I take it. The parchment is warm from his body, light in my hand. It doesn't feel heavy enough for what it is—the piece of paper that started all of this, the signature that traded my life for debt relief.
Now it's mine.
I want to kiss him. Right here, in front of the corpse and the fleeing faithful and the Coin observers taking their little notes. I want to grab his bloody coat and pull him down and taste whatever madness is still on his tongue.
So I do.
I fist my hand in his coat and yank him down and his mouth meets mine and—
Oh.
He tastes like violence. Like chaos. Like the laugh that cracked open in this plaza while a body leaked at his feet.
His hands are in my hair, blood-wet and warm, tilting my head back so he can take more, and I let him.
I open for him and his tongue slides against mine and a sound comes out of me that I will absolutely deny later.
There's a body six feet away. There's blood soaking into the stone. There are Coin observers watching and Renan probably smirking and the entire fucking city in shambles around us—
I don't care.
I bite his lower lip and he growls into my mouth and his hands tighten in my hair and I'm pressed against him now, chest to chest, his blood smearing onto my clothes, onto my skin, copper and heat and him.
His hips pin me and I can feel how hard he is through his coat, through my dress, and my brain shorts out entirely.
More.
I want more.
He pulls back. Just enough to breathe. His forehead pressed to mine, his chest heaving, his eyes silver and blown and fixed on my mouth.
"We're leaving." His voice is wrecked.
"Seris—"
"Tonight." His thumb drags across my lower lip, smearing blood there. "Right now, I'm taking you somewhere I can finish this properly."
Oh.
"The plaza—"
"Renan." Koshin doesn't look away from me. "Handle it."
Somewhere behind us, Renan's voice: "Of course. Go fuck. I'll clean up your political massacre."

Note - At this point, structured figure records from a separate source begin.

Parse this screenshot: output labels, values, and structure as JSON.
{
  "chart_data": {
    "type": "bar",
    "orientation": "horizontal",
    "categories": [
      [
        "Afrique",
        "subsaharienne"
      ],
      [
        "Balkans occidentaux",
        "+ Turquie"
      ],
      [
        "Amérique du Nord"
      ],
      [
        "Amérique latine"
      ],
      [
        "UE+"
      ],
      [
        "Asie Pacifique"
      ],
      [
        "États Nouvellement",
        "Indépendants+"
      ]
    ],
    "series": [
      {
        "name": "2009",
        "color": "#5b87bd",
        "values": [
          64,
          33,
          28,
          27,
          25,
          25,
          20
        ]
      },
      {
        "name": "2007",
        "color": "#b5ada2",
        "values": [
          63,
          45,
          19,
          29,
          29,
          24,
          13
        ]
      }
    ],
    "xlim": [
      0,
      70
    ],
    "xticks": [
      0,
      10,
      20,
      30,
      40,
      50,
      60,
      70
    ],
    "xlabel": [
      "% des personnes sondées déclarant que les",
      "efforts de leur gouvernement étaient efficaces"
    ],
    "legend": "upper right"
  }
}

I should argue. There's work to do. There's a dead High Priest and a shattered House and a witness who needs protection and—
Koshin's hands drop to my hips, grip, and then I'm over his shoulder.
"What the—"
"You can walk or I can carry you." He's already moving, striding through the plaza with me slung over him like a prize. "I don't care which."
I should be furious. I should demand he put me down, make some sharp comment about being treated like luggage, assert my dignity in front of the remaining observers.
Instead I watch his ass as he walks and think about sinking my teeth into it.
My priorities are a disaster. I've made peace with that.